Lets say I have a file that contains all the exon starts and stops of a particular gene that also includes the identification of the strand (+ or -). I have a second file that contains a particular position within that gene that also contains a strand identifier. If I just want to compare the two files to determine the relative position in the transcript the particular position lies, can I directly compare my particular position with the exons if the strands match in both of my files. In other words, I don't need to correct for the strand if both the exon starts/stops and the particular position for testing are reported on the same strand, right?
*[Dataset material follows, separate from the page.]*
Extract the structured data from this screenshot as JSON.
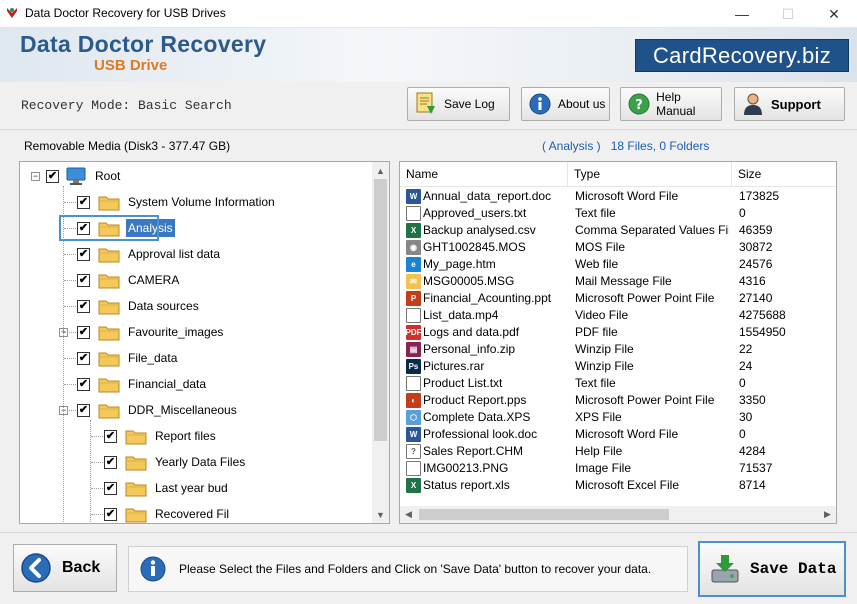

I'm trying to determine if particular positions are in the front or end of a transcript and don't want to mess up my results because of strand errors.
These are what my files look like at the time:
chr20 60718876 60718945 NM_198935_cds_0_0_chr20_60718877_f 0 +
chr20 60733727 60733804 NM_198935_cds_1_0_chr20_60733728_f 0 +
chr20 60734932 60735017 NM_198935_cds_2_0_chr20_60734933_f 0 +
chr20 60736491 60736636 NM_198935_cds_3_0_chr20_60736492_f 0 +
chr20 60737807 60737987 NM_198935_cds_4_0_chr20_60737808_f 0 +
chr20 60738513 60738678 NM_198935_cds_5_0_chr20_60738514_f 0 +
chr20 60739200 60739302 NM_198935_cds_6_0_chr20_60739201_f 0 +
chr20 60740477 60740570 NM_198935_cds_7_0_chr20_60740478_f 0 +
chr20 60747737 60747857 NM_198935_cds_8_0_chr20_60747738_f 0 +
chr20 60749572 60749700 NM_198935_cds_9_0_chr20_60749573_f 0 +
chr20 60754237 60754264 NM_198935_cds_10_0_chr20_60754238_f 0 +
chr2 86067266 86067515 NM_003896_cds_0_0_chr2_86067267_r 0 -
chr2 86071518 86071677 NM_003896_cds_1_0_chr2_86071519_r 0 -
chr2 86073499 86073686 NM_003896_cds_2_0_chr2_86073500_r 0 -
chr2 86074983 86075327 NM_003896_cds_3_0_chr2_86074984_r 0 -
chr2 86088303 86088415 NM_003896_cds_4_0_chr2_86088304_r 0 -
chr2 86090484 86090608 NM_003896_cds_5_0_chr2_86090485_r 0 -
chr2 86115946 86116028 NM_003896_cds_6_0_chr2_86115947_r 0 -
and the particular positions for testing:
NM_198935 chr20 60749698 +
NM_003896 chr2 86071665 -
Right now, I'm getting that the position for testing on chr20 is towards the end and the position on chr2 is toward the beginning. This is true in regards to the transcript, right?
Not true, actually -- both positions fall in the second-to-last exon of their respective transcripts! When sorted ascending by genomic coordinate, genes on the (+) strand will appear first exon -> last exon, while genes on the (-) strand will appear last exon -> first exon.